There is a pattern in these “accidental” domestic shootings that requires consideration. The judge accepted Pistorius’ claim that the shooting was an accident, but the origin of this “accident” is important. A society that lauds men who act before they think, that accepts and forgives men who act before they think, is at odds with the carefully constructed edifice that is the rule of law — in South Africa’s case, a law based on one of the most progressive constitutions in the world.
The trial, the judgement and the sentence reveals, in this explosively familial setting, the gulf between the law — the superego, if you will, of the society we live in, and its unreformed identification that is governed by the unexamined impulses of fear and aggression. It is this gulf that creates the volcanic fault line that erupts with alarming frequency and destroys so many lives each year.
Masipa’s judgement was humane and expansive, but it provides little comfort for observers when bestowed on a person who showed none of this thoughtful mercy. The arguments for rehabilitation of offenders and reintegration into society are important, but how this will be achieved is hard to imagine in a man who never took full responsibility for his actions.

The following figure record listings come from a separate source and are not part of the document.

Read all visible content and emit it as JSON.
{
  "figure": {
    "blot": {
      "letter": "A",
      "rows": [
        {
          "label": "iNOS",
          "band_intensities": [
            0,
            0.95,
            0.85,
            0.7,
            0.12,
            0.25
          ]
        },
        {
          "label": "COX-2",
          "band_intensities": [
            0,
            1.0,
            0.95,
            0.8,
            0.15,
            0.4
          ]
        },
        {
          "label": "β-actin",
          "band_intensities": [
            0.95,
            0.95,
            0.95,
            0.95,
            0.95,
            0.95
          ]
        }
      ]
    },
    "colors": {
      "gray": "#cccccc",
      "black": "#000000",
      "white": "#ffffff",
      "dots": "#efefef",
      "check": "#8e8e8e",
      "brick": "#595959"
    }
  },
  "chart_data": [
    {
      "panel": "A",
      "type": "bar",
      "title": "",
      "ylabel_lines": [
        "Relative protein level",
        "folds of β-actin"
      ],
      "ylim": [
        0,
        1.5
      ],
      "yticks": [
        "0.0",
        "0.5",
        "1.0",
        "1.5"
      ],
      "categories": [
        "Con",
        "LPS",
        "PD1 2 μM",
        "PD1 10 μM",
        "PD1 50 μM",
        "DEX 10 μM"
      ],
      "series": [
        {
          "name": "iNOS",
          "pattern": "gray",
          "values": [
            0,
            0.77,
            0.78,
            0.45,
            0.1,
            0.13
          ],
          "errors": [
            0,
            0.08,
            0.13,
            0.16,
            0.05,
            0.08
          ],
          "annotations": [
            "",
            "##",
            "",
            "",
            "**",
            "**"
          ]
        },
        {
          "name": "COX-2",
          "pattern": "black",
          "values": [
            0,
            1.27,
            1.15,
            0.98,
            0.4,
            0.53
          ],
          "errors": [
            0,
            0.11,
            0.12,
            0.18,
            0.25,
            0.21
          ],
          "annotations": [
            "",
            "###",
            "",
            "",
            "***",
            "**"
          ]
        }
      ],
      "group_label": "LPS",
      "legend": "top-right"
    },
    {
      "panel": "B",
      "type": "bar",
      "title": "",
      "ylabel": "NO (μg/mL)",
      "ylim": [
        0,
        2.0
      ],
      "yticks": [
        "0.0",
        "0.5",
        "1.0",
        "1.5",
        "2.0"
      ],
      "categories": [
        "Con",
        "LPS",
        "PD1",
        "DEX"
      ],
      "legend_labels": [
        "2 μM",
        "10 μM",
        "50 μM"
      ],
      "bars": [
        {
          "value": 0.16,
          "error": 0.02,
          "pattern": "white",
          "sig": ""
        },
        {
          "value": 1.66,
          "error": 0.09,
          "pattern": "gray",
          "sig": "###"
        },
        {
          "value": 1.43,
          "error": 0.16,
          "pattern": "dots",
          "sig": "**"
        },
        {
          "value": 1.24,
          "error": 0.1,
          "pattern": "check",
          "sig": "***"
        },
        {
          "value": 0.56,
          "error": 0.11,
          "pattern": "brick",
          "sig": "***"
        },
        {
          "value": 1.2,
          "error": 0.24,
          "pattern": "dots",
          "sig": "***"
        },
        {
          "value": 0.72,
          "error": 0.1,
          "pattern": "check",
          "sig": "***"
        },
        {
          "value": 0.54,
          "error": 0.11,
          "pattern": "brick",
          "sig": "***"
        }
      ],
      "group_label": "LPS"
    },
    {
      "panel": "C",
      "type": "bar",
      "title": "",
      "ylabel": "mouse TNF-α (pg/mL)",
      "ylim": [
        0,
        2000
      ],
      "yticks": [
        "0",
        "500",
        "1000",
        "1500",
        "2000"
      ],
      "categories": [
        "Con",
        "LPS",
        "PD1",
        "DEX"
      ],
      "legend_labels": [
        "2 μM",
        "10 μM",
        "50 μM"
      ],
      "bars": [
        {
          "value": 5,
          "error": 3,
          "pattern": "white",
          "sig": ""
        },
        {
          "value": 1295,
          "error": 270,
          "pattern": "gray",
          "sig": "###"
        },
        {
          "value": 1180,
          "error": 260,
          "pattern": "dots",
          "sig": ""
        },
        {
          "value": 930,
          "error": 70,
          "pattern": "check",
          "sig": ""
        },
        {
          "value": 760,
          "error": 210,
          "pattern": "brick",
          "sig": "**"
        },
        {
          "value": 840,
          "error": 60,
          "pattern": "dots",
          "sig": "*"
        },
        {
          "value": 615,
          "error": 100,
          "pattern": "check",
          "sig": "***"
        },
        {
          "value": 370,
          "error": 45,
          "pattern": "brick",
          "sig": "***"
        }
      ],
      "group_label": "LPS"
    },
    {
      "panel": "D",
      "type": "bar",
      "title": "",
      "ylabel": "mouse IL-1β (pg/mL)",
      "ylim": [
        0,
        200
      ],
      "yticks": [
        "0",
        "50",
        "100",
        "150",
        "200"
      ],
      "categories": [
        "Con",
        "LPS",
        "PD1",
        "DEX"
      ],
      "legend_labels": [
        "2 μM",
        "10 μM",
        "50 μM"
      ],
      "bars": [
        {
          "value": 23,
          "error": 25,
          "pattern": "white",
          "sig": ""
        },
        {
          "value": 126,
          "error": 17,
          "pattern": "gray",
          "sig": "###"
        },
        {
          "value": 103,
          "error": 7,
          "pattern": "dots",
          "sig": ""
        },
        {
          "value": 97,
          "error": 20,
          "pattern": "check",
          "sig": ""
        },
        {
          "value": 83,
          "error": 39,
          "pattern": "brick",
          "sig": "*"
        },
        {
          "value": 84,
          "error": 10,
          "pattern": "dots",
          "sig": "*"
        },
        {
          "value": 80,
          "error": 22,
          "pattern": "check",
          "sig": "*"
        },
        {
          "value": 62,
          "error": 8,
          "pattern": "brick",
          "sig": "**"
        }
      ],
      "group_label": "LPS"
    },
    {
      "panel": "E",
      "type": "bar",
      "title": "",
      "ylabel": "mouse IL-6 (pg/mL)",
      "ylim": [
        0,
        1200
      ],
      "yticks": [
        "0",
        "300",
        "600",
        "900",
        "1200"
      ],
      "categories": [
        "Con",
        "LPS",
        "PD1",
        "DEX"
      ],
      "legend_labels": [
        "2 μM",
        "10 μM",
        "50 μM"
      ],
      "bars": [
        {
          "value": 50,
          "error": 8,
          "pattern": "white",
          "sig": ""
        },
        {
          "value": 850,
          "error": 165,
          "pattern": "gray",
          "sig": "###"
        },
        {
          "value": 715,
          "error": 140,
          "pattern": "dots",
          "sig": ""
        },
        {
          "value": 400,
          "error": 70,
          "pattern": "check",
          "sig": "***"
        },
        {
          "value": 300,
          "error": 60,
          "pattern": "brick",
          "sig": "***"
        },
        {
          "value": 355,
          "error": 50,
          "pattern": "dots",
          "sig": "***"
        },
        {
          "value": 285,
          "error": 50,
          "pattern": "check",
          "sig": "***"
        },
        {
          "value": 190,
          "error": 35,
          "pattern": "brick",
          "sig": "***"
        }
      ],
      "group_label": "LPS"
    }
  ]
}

The claim that this was an accident persuaded the judge — as much as the failure of the state to prove intent to kill — but if one places a glass on the edge of the table, it is bound to fall and smash. It might well be an accident, but it was not that hard to predict. Much the same, I would argue, that firing four bullets into a tiny bathroom cubicle would result in the fatal wounding of the person on the other side of that door.
This trial leaves one with a feeling of unease.
As South African journalist Alex Eliseeve, who covered the case from the outset, tweeted: “The sentence fits the conviction. Question is, does the conviction fit the crime.”
The prosecution has not yet decided if the state plans to appeal — it has two weeks to decide — but both conviction and sentence have stirred an enormous amount of emotion.
The persistent claims by Pistorius’ defense that he had lost everything were hard to stomach. However, the social narrative is written by the living, not the dead. It is Pistorius that people have to live with, not Steenkamp. The gift that Masipa gave was a way of looking at this deeply flawed man with mercy — not a principle that has guided South Africa through most of its history. It certainly is a principle — infused with the notions of forgiveness that guided South Africa’s Truth and Reconciliation Commission — that is in short supply. In the Pandora’s box of ills that this trial opened, it might be the only hope we have.
Margie Orford is a novelist, president of PEN South Africa and the patron of Rape Crisis.